Quando compassione è condividere
11 Giugno 2005 Anno A
Matteo 9,36-10,8
Riferimenti : Esodo 19,2-6a; Salmo 99; Romani 5,6-11
In quel tempo, Gesù, vedendo le folle, ne
sentì compassione, perché erano stanche e sfinite, come pecore senza pastore.
Allora disse ai suoi discepoli: "La messe è molta, ma gli operai sono pochi!
Pregate dunque il padrone della messe che mandi operai nella sua messe!".
Chiamati a sè i dodici discepoli, diede loro il potere di scacciare gli spiriti immondi e di guarire ogni sorta di malattie e d'infermità. [...] Questi dodici Gesù li inviò dopo averli così istruiti:
"Non andate fra i pagani e non entrate
nelle città dei Samaritani; rivolgetevi piuttosto alle pecore perdute della casa
d'Israele. E strada facendo, predicate che il regno dei cieli è vicino. Guarite
gli infermi, risuscitate i morti, sanate i lebbrosi, cacciate i demoni.
Gratuitamente avete ricevuto, gratuitamente date".
"Vedendo le folle": lo sguardo
di Gesù si sposta senza soluzione di continuità dalle infermità fisiche della
folla al suo disorientamento. Egli vede "folle stanche e sfinite, come pecore
senza pastore", dunque bisognose non soltanto di salute, ma anche di direzione e
di senso.
"Vedendo le folle sentì compassione": è questo il sentimento che spinge Gesù a
occuparsi delle folle malate e disorientate. La compassione è un sentimento che
dice una profonda e interiore partecipazione. Il vocabolo greco fa riferimento all'amore materno, il grembo. Si tratta di un amore viscerale, ostinato, che
quasi non vede ragione, prescindendo da ogni valutazione di merito. Gesù ama la
folla e basta.
Il comando di Gesù di non andare tra i pagani e di non entrare
nella città dei samaritani sembra limitare l'orizzonte alla missione. Certamente
è un tratto che va compreso nella situazione storica del momento. Un tratto
superato, sembrerebbe di concludere. Ma non è del tutto così se lo si guarda
bene: almeno due tratti, infatti, mantengono intatta la loro freschezza. Il
primo è che non si parla semplicemente di "casa d'Israele", ma di "pecore
perdute". La prima espressione dice il limite, ma la seconda dice la vera natura dell'universalità evangelica, che non sta semplicemente nell'andare dovunque, ma
nella ricerca dei perduti. Gesù stesso non è uscito dai confini di Israele.

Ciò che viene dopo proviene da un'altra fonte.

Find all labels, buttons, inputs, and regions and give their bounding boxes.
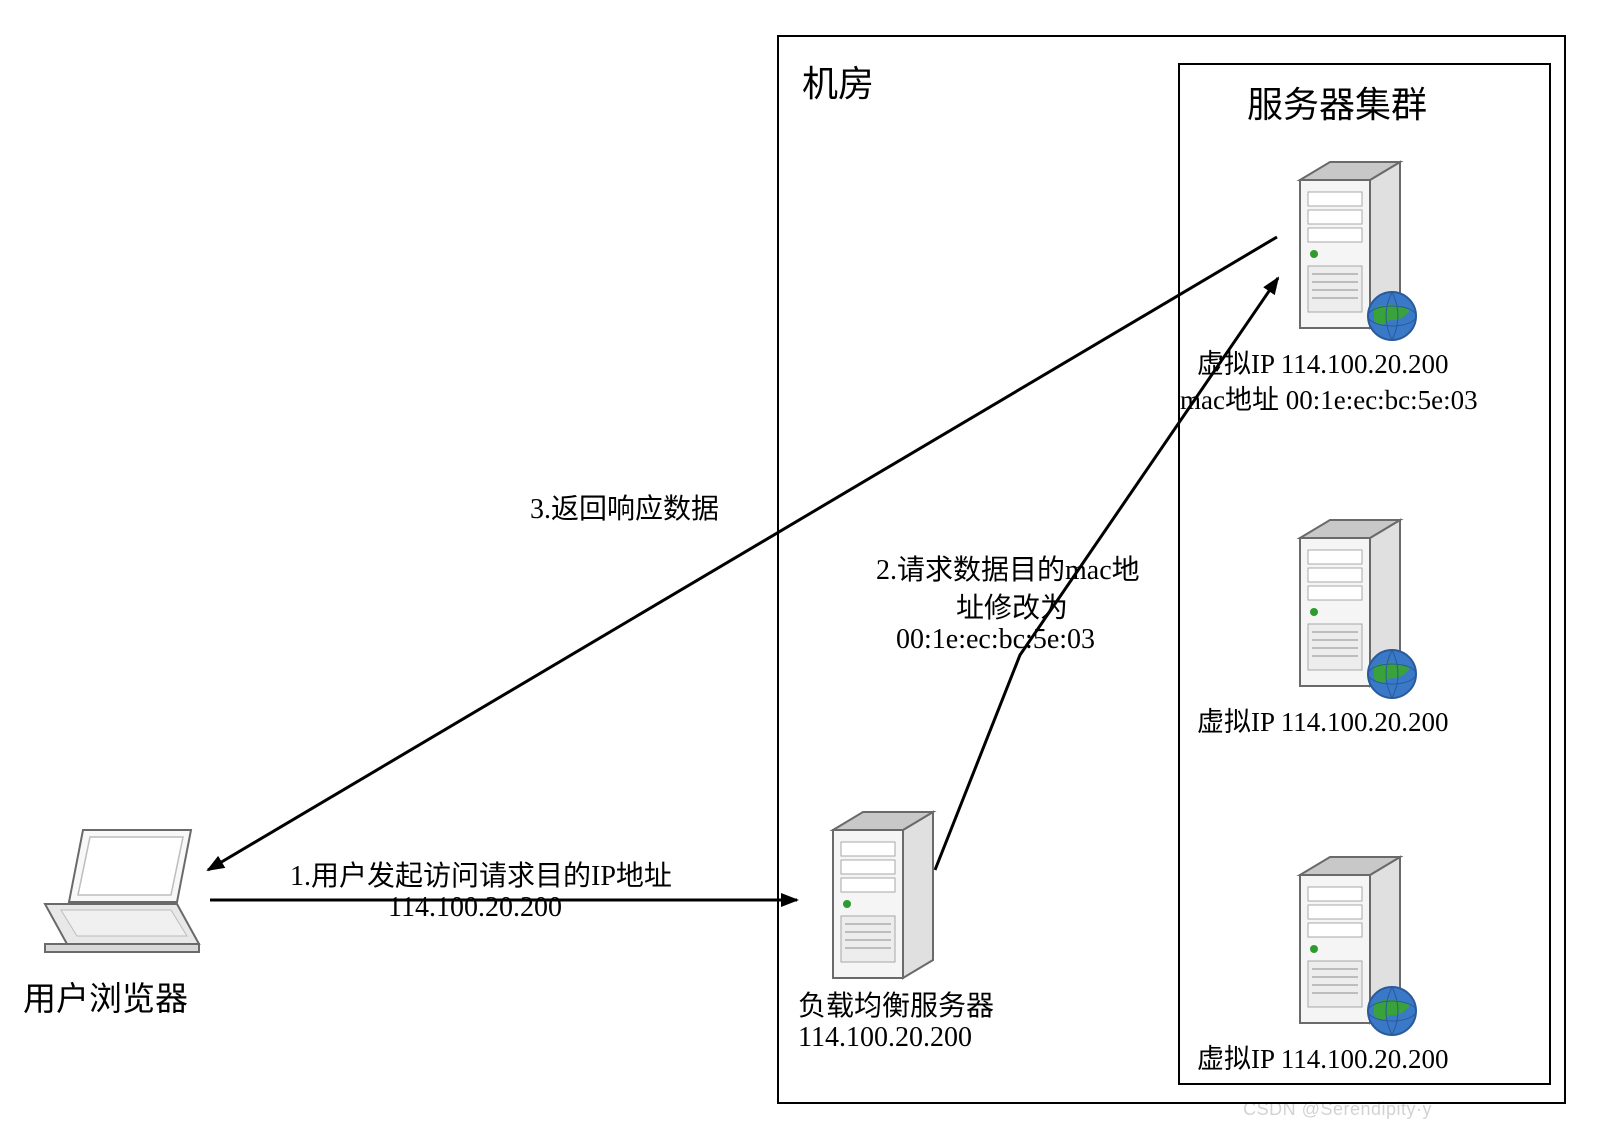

Missione non è correre dovunque e arrivare dappertutto. L'essenziale è far
maturare, anche in un luogo solo, quei valori che hanno in sè una carica di universalità. L'essenziale è essere, dovunque ci si trovi, un segno dell'amore
di Dio per tutti, sia pure di fronte ad un uomo solo.
Come quella di Gesù, anche la missione del discepolo è itinerante: "andando". E
il suo compito è indicato da cinque imperativi: il primo è il compito della
parola (predicare), gli altri quattro riguardano la liberazione dell'uomo dalle
sue sofferenze (guarire, risuscitare, mondare, cacciare i demoni). Un sesto
imperativo - e questo è molto significativo - non descrive più i compiti da
svolgere, ma il modo di svolgerli: "Gratuitamente avete ricevuto, gratuitamente
date". L'espressione greca dice la gratuità più assoluta. Gesù non ha mai preso
nulla, così deve fare anche il suo discepolo. Non soltanto non si chiede nulla
in cambio, ma nemmeno si guarda la dignità dell'ammalato o la particolare utilità della sua guarigione. Questa gratuità è la caratteristica essenziale dell'azione salvifica di Dio.